Science is forever tentative, with many surprises yet to come. This “great surprise” should at least open up some interesting new topics for debate and further discovery regarding the complex genetic roots of Native Americans.

Author: Jeff Lindsay

5 thoughts on “Don’t Get Too Excited About the New DNA Evidence Linking Native Americans and the Middle East

  1. I have always wanted to have my genes tested just to see what the finding is, for fun. If I ever have extra money I will.
    My last name is Armenian, so I have Armenian, German, Swiss, Native American, French, English. I have more German than anything else.

    The reason I would like to be tested is to find out iif the Armenian will show up.. It is frustrating that members who left the church over the Native Americans come from Asia thing don't bother to read and research to understand the bigger picture. And don't bother to understand how complicated genes are. Same with the critics. Sad.

    I and one sibling have olive skin, tan easily, brown hair, brown eyes – we look alike. I have one sibling who is blue eyed and blond hair. He lookes like no one in immediate family. No he is not adopted. But youngest is adopted and he looks like me. My kids look nothing alike. So yes, genes are complicated.

  2. The article didn't say anything, however, about that elusive haplogroup Xa, supposedly found most prominent in the Americas among the Ojibwa (who also lived in the Finger Lakes region in western New York state); and allegedly most prominent in the Old World among the Druze in Lebanon (near the ancestral land of Manasseh). Answer me that riddle someone.

  3. The most interesting thing to me about this is that even if that particular link is too old to correspond to Lehi, it does mean that Lehi's DNA could easily be hidden among the other west eurasian DNA. Gone is the argument that there is "no genetic link between the middle east and native americans."

  4. Thank you for bringing this article to my attention. I am always looking for these kinds of scientifically proven facts to back up discussions.

  5. This is just a FYI I thought was interesting.

    In school we were taught that Columbus (Columbo) was the first to discover the Americas. We now know this is not true.
    The History Channel did a program on ancient copper pits in what is now present day Michigan. The pits are estimated to be over 3,500 years old. Over 1 billion to 1.5 billion tons of copper were taken out. The things is there is no evidence the copper was used in in the Americas by the Natives. But in Greece and Europe 3,500 years ago, the Bronze Age, they were getting copper, but were not mining it in Greece or Europe. A stone tablet with Minoan writing was found near the ancient copper pits. It is authentic and dates back to the time of the ancient copper mines.

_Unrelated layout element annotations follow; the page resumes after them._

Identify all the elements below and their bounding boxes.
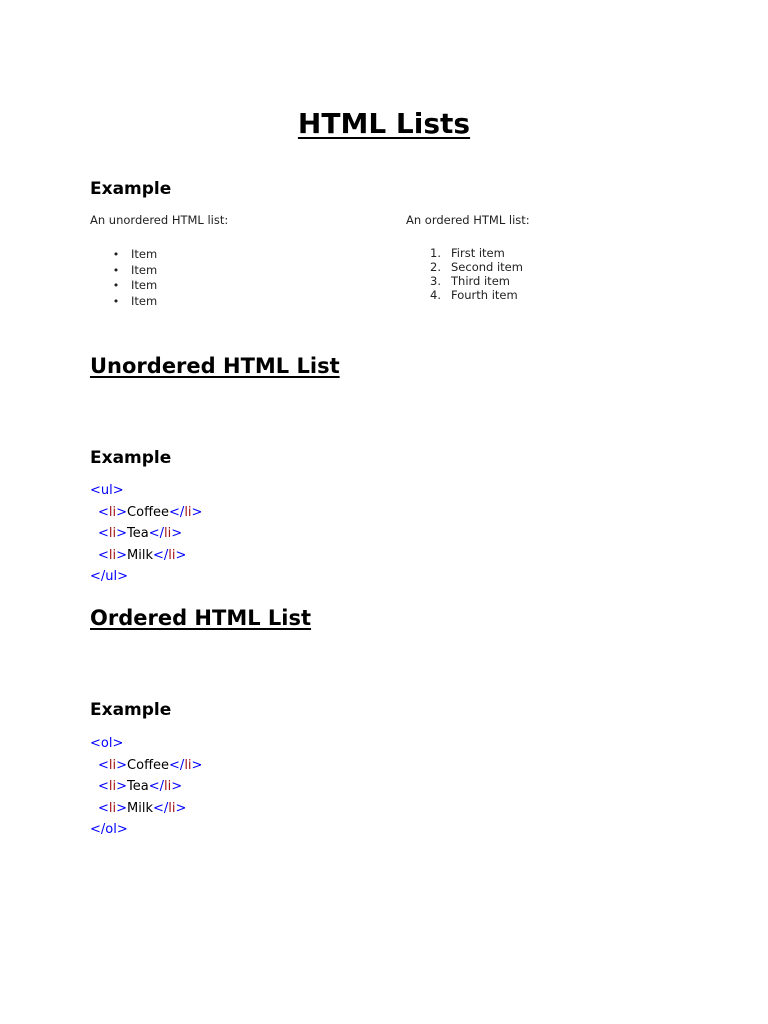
example-heading-unordered: Example bbox=[90, 448, 172, 468]
code-line: <li>Milk</li> bbox=[98, 800, 187, 816]
example-heading-demo: Example bbox=[90, 179, 172, 199]
bullet-icon: • bbox=[112, 294, 120, 308]
page-title: HTML Lists bbox=[297, 107, 471, 140]
code-line: <li>Coffee</li> bbox=[98, 757, 203, 773]
code-block-unordered bbox=[90, 480, 202, 588]
code-line: <ul> bbox=[90, 483, 124, 498]
section-heading-unordered: Unordered HTML List bbox=[90, 354, 340, 378]
list-item: 4. Fourth item bbox=[430, 288, 518, 302]
ordered-demo-list bbox=[427, 246, 523, 302]
example-heading-ordered: Example bbox=[90, 700, 172, 720]
list-item: 1. First item bbox=[430, 246, 505, 260]
code-line: </ol> bbox=[90, 822, 128, 837]
list-item: • Item bbox=[112, 293, 158, 308]
section-heading-ordered: Ordered HTML List bbox=[90, 606, 312, 630]
list-item: 2. Second item bbox=[430, 260, 523, 274]
code-line: <li>Coffee</li> bbox=[98, 504, 203, 520]
list-item: • Item bbox=[112, 278, 158, 292]
list-item: 3. Third item bbox=[430, 274, 510, 288]
code-block-ordered bbox=[90, 733, 202, 841]
ordered-caption: An ordered HTML list: bbox=[406, 213, 530, 227]
list-item: • Item bbox=[112, 247, 158, 261]
code-line: <li>Milk</li> bbox=[98, 547, 187, 563]
code-line: <li>Tea</li> bbox=[98, 779, 183, 794]
list-item: • Item bbox=[112, 262, 158, 277]
bullet-icon: • bbox=[112, 248, 120, 261]
unordered-demo-list bbox=[111, 247, 157, 309]
bullet-icon: • bbox=[112, 263, 120, 277]
code-line: </ul> bbox=[90, 569, 129, 584]
bullet-icon: • bbox=[112, 279, 120, 292]
unordered-caption: An unordered HTML list: bbox=[90, 213, 229, 227]
code-line: <ol> bbox=[90, 736, 124, 751]
code-line: <li>Tea</li> bbox=[98, 526, 183, 541]
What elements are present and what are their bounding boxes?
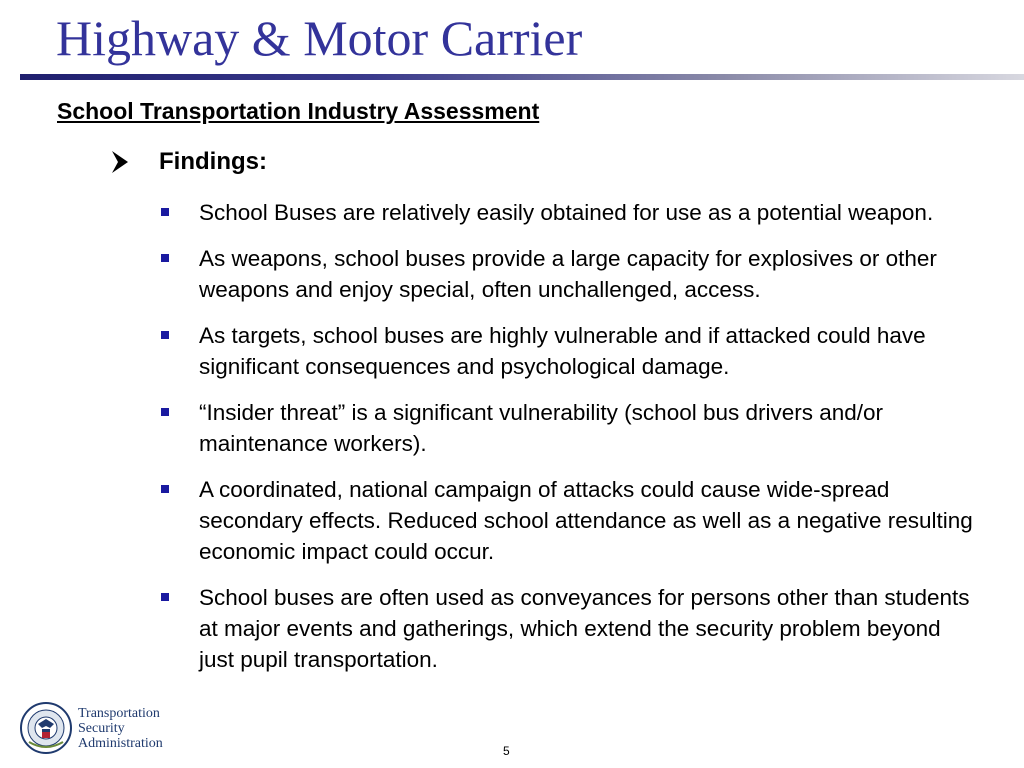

In about 1670 a European was shown, by a Native American, a huge copper ore boulder that had been hacked on for decades and decades. That boulder now sits in the Smithsonian in Washington, DC. Also, in Ohio a Minoan coin was dredged up from a river. Trade was going on between the Greeks and the Native Americans. The Greeks took copper back to Greece and supplied copper to the rest of Europe. Also, 3,500 years ago, a sweet, almost clear crude oil was mined in Pennsylvania, which the Natives used for religious ceremonies up to this day, and the Greeks also took this oil back to Greece.
    The Seneca and Obijiwa Natives have stories of "fair haired" people coming to the Americas way before Columbus made it.
    Thor Heyerdahl, an ethnographer, always believed the ancient people traveled across the oceans, short and long distances. He went on an expedition to prove it could be done. And he did prove it.
    The Book of Mormon says that there were already people here when Lehi and his family came. There is ongoing evidence that this is true and evidence there was trade across the oceans.